Je leur disais : ‘Rappelez-vous que tous ceux qui sont nés doivent mourir, alors calmez-vous.’ Ils rigolent. Si vous êtes plus stressé, vous mourrez plus vite. Alors, tu ferais mieux de rire.


Je ne veux pas que les gens soient traités de la même manière que moi et ressentent cette solitude et cette peur que j’ai ressenties.

J’ai commencé à travailler dans une grande animalerie à la fin septembre de l’année dernière. J’ai gagné 10,50 $ de l’heure. Pendant les cinq premiers mois de mon travail, je n’étais qu’une caissière. Un jour, un homme grand et volumineux s’est penché autour de mon bouclier en plexiglas et a délibérément toussé. Je pense que nous n’avions plus de nourriture pour chien dont il avait besoin ou quelque chose du genre.

Mon frère est décédé le 22 mai. C’était mon petit copain. Son aorte s’est déchirée et l’infection s’est propagée dans tout son corps, et il a eu un accident vasculaire cérébral qui a écrasé son tronc cérébral. Il ne pouvait pas continuer, alors nous avons décidé qu’il serait préférable de le retirer de l’assistance respiratoire. Mon manager n’était ni empathique ni compatissant. Elle m’a même dit de m’en remettre, que mes sentiments de la maison ne se transféraient pas au travail. C’était traumatisant. Je n’étais plus à l’aise de travailler dans ce magasin. J’ai été transféré à la mi-juin.

Mon nouveau magasin manque de personnel. Nous sommes tous essorés. Vous essayerez de décharger l’inventaire d’une cargaison de camions, puis quelqu’un aura besoin de poisson ou de quatre appels téléphoniques différents. Parfois, quelqu’un oublie de donner plus de mil aux oiseaux.
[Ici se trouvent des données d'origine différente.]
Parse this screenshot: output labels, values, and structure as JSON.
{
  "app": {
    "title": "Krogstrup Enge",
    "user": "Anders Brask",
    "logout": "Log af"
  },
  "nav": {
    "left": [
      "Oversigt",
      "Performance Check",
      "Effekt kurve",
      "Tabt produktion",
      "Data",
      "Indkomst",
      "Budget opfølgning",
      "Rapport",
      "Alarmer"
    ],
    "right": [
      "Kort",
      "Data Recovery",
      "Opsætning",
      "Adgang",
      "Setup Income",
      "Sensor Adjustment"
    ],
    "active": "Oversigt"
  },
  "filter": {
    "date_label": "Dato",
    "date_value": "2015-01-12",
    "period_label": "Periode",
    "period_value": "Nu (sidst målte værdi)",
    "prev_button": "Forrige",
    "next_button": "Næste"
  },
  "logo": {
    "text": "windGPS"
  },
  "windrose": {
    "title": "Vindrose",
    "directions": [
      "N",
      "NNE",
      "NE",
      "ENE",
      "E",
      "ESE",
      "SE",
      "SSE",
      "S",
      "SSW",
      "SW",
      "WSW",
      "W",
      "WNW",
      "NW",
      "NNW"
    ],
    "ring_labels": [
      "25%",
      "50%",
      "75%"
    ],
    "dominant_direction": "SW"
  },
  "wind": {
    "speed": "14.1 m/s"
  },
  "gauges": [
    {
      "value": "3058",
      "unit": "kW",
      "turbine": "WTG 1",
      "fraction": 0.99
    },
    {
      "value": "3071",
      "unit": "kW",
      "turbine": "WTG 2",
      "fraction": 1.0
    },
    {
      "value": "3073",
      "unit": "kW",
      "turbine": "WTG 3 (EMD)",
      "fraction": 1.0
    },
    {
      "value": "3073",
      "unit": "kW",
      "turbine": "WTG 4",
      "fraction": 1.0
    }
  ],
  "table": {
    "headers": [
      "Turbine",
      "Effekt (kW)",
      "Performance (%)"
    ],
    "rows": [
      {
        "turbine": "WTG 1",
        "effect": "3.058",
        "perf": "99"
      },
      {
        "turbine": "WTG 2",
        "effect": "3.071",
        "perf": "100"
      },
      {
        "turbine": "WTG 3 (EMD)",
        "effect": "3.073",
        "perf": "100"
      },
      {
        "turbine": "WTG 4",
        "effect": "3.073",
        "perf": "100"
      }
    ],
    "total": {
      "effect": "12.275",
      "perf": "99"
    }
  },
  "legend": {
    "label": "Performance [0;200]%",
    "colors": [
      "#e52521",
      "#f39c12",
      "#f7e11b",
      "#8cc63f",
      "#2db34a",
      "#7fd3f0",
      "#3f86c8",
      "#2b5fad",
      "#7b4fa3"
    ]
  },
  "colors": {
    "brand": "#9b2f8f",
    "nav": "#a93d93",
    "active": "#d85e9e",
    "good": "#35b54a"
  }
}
Je crains que le temps ne redevienne froid, si les cas augmenteront et si ma famille et mes collègues seront en sécurité. J’ai déjà subi une défaite cette année.


Agent de sécurité à l’aéroport

Plus de gens auraient préféré rester à la maison ou travailler à domicile. Si j’avais eu cette opportunité, je l’aurais, très certainement.

J’ai attrapé le Covid fin mars. Je ne me sentais pas bien. Ma mère était dans une maison de retraite. Je l’ai appelée le 6 avril et lui ai dit que mon anniversaire était bientôt. Je lui ai dit : « Je viens te faire sortir de la maison. » Elle a ri. Le 8 avril, la maison de retraite m’a appelé et m’a dit qu’elle avait été emmenée à l’hôpital. Une semaine plus tard, elle est décédée des suites de Covid.

J’ai fini par utiliser deux semaines de jours de vacances, tous mes jours de maladie et ils m’ont donné mes trois jours de deuil. Je n’avais même pas le temps de gérer le fait que j’ai perdu ma mère alors que je faisais moi-même face à Covid.

Le premier jour de retour au travail était effrayant. J’ai toujours peur. Il y a beaucoup de monde maintenant. J’essaie de rester à six pieds l’un de l’autre. Si quelqu’un me pose une question, j’essaie de le tenir à distance.


Aidan Gardiner a contribué au reportage des entretiens avec les travailleurs. Eduardo Varas a traduit l’interview de Juan Sanchez de l’espagnol.